Quiet Catchings is making noise as Indiana star

WNBA: Tamika Catchings is starting to accept her role as one of the league's top players.

Pro Basketball

August 02, 2003|By Milton Kent | Milton Kent,SUN STAFF

WASHINGTON - After she was fined by the WNBA for griping about the officiating of the last Indiana-Detroit game, Tamika Catchings got a call from home.

It was the sort of consequence that nearly everyone dreads.

But the message from her mother turned out to be more supportive than chiding.

"My mom called and left a message and said, `I'm going to support you no matter what you do or say,' " said Catchings with a sheepish grin last week. "Of course, she's my mom and she wants to see that her baby is safe. That's what she said."

Catchings was fined $250 for publicly complaining about a perceived failure to curtail chippiness on the floor, as well as asserting that her Indiana Fever team was being targeted. Her remarks came after a close loss to division-leading Detroit, which the second-place Fever (13-10) visits tonight.

Her outburst was one of the few times that Catchings, an otherwise model citizen, has done anything controversial.

There are plenty of times when Nell Fortner, Catchings' coach with the Fever, has gotten after the 6-foot-1 forward to be a little more aggressive, to take control of the team she so clearly leads.

"That's what she has to do," said Fortner. "She wants to involve her teammates, because she is a really selfless player. She tries to get them involved and wants to get them involved, because then it takes some of the pressure off her. It opens some things up for her. If she feels the game getting out of hand, she'll just step up and nail a big shot or do what we need."

Tuesday night at MCI Center, Catchings banked in a baseline runner at the overtime buzzer to give the Fever a 92-91 win over the Mystics. She finished with 30 points, two off her career high.

It was the second time in less than a week that Catchings helped Indiana erase a double-digit second half deficit against Washington. The previous Thursday, Catchings converted a layup with a minute to go for two of her 29 points. The basket took the Indiana lead back to three from one, and the Mystics would get no closer.

"That's one of the things that I feel that I have to do," said Catchings. "Every day I go out, I want to help myself and improve my game and pick my game up. So, being more assertive and becoming more aggressive is going to help me and overall is going to help the team. It will funnel down and that's what I am focusing on."

There aren't many areas that Catchings, the reigning WNBA Rookie of the Year, needs to improve.

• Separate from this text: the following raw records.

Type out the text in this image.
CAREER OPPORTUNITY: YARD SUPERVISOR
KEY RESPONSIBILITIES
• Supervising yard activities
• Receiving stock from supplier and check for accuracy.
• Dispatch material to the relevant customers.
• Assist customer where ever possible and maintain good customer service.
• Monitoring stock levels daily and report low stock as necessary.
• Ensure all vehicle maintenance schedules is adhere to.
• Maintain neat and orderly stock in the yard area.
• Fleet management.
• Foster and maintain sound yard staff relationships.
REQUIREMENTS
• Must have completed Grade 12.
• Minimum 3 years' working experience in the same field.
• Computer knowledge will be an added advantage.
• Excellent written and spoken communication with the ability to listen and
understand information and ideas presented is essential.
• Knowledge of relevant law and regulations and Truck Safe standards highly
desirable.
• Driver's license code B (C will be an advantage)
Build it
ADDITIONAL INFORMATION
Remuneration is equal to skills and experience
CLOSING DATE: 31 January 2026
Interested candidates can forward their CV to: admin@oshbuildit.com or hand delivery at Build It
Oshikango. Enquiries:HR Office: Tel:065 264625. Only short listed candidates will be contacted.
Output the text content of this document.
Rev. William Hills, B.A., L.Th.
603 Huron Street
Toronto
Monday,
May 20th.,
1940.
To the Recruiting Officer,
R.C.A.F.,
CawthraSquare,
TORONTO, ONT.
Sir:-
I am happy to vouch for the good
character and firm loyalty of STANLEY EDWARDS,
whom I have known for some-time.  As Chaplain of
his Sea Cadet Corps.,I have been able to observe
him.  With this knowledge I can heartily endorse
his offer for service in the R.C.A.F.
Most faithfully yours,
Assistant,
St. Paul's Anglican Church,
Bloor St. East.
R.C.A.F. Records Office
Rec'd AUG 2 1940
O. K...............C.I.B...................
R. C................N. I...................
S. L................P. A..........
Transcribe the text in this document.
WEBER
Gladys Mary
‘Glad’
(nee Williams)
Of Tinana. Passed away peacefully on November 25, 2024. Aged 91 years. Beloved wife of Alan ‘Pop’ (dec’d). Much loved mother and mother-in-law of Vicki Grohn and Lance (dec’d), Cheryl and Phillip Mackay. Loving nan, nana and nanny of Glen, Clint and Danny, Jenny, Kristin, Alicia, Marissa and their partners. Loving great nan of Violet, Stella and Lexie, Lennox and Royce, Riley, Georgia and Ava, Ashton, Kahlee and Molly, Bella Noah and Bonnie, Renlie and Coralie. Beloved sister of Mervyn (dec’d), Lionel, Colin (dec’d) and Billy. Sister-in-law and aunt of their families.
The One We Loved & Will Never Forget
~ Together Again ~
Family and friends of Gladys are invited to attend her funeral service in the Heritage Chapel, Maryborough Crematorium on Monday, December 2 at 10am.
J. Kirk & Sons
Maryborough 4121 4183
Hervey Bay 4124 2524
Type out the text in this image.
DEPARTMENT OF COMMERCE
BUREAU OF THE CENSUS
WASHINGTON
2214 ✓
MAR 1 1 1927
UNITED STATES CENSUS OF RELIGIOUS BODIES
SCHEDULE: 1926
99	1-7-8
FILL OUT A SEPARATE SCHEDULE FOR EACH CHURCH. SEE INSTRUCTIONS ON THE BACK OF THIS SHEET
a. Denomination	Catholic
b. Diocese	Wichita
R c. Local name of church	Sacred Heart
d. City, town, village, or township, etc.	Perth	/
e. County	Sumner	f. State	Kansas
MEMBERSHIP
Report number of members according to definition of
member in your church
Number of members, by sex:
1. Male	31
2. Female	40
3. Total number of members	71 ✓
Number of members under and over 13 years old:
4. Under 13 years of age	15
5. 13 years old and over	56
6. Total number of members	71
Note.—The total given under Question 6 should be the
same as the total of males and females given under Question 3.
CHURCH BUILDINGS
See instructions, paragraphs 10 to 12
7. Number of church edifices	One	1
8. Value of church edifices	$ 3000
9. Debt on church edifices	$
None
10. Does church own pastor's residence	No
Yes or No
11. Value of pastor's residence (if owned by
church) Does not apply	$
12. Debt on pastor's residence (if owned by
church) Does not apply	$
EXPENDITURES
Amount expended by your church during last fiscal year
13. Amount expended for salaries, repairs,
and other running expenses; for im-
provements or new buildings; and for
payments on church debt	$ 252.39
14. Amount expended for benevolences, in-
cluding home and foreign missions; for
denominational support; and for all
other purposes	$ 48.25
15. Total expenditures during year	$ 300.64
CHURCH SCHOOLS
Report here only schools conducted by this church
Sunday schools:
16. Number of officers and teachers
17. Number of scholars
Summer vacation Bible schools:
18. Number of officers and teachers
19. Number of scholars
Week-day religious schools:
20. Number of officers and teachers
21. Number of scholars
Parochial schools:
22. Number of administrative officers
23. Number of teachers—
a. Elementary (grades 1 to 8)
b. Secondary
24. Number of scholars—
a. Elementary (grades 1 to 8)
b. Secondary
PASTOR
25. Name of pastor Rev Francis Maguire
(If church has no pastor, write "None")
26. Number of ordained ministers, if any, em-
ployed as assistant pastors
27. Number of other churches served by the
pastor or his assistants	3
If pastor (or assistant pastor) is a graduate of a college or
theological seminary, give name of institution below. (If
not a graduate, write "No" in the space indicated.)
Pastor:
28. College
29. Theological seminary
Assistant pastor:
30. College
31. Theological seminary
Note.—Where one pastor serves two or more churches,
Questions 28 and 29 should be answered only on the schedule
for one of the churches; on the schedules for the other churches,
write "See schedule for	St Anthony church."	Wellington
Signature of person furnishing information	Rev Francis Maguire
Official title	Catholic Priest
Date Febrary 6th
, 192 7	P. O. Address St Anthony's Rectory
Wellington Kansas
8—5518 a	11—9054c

The daughter of Harvey Catchings, a former NBA center, the forward placed third in last season's Most Valuable Player voting, behind Houston's Sheryl Swoopes and Lisa Leslie of Los Angeles. She was also the runner-up to Swoopes in Defensive Player of the Year balloting .

This season Catchings is second in the league in steals (2.04), fourth in scoring (19.6) and sixth in rebounding (7.9).

Catchings, 24, may already be the league's best all-around player, and she's slowly embracing the notion that her name belongs in conversation with Leslie and Swoopes and Washington's Chamique Holdsclaw, her former teammate at Tennessee.

"I give myself a couple more years in the league to really develop myself as a player," said Catchings. "There are certain defenses that I am not effective against, and to be the best player, you have to be able to go in night after night. When you think about [Michael] Jordan, no matter what people threw at him, he was able to overcome that. That's the kind of player that I know I can be and that I will be."

She has already conquered a profound hearing loss that requires her to wear a barely visible hearing aid. Though initially reluctant to wear the hearing aid and then to talk about it, Catchings has become a highly sought-after speaker as a symbol of achievement over difficult circumstances.

"If I didn't play basketball, a lot of people wouldn't know what I've gone through," said Catchings. "There are a lot of people who are like me who don't play professional basketball or football or soccer or whatever. They never get to a national level to share their story. They can do it in their community, but not nationally."

It's enough to make a mom proud, provided you don't sass your elders.